His content primarily showcases African cities, tourism sites and entrepreneurs with the aim to positively promote Africa and create awareness of its rich culture, diversity and potential. He also conducts interviews and investigative-type features. In April 2024, he visited Akon City, a planned city in the Thiès region of Senegal to investigate its viability. He has collaborated with organizations and brands that include World Trade Center Abuja, Zimbabwe Tourism Authority, Rwanda Development Board, Ogun State government, and Eko Atlantic City.

In 2022 he was one of 26 Africans selected to be part of the YouTube Black Voices Creator Class of 2022, an initiative funded by Google to empower black creators.

He has been featured in various media outlets, including Business Day, ThisDay Live, The Guardian, Nigerian Tribune, BellaNaija, Independent Newspaper, and TW Magazine3.

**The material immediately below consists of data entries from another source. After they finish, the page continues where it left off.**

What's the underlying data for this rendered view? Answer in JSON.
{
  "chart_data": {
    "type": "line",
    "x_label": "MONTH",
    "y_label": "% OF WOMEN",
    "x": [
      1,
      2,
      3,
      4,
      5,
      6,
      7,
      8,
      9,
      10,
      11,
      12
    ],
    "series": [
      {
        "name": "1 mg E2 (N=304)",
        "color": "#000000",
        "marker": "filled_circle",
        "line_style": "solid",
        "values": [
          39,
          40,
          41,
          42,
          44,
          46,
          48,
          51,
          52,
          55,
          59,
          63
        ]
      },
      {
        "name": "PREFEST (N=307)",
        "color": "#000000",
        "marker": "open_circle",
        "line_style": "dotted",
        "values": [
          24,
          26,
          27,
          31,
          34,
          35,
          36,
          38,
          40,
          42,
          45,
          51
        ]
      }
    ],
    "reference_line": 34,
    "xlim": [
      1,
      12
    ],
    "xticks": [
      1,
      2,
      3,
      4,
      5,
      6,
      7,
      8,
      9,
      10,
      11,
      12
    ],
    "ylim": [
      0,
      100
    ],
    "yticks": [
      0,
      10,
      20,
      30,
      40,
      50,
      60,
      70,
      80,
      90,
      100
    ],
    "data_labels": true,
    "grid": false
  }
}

Ndukwu has advocated for strengthening private sector investment of Nigeria's tourism industry, pointing to Dubai as a model where the government has actively developed its tourism alongside private sector involvement.

As of November 2024, his YouTube channel has 519,000 subscribers and 209 videos.

== Personal life ==
He was born into the family of seven and has four siblings. He is single and does not have any children. He is a Christian and an Igbo from Imo state, southeast Nigeria.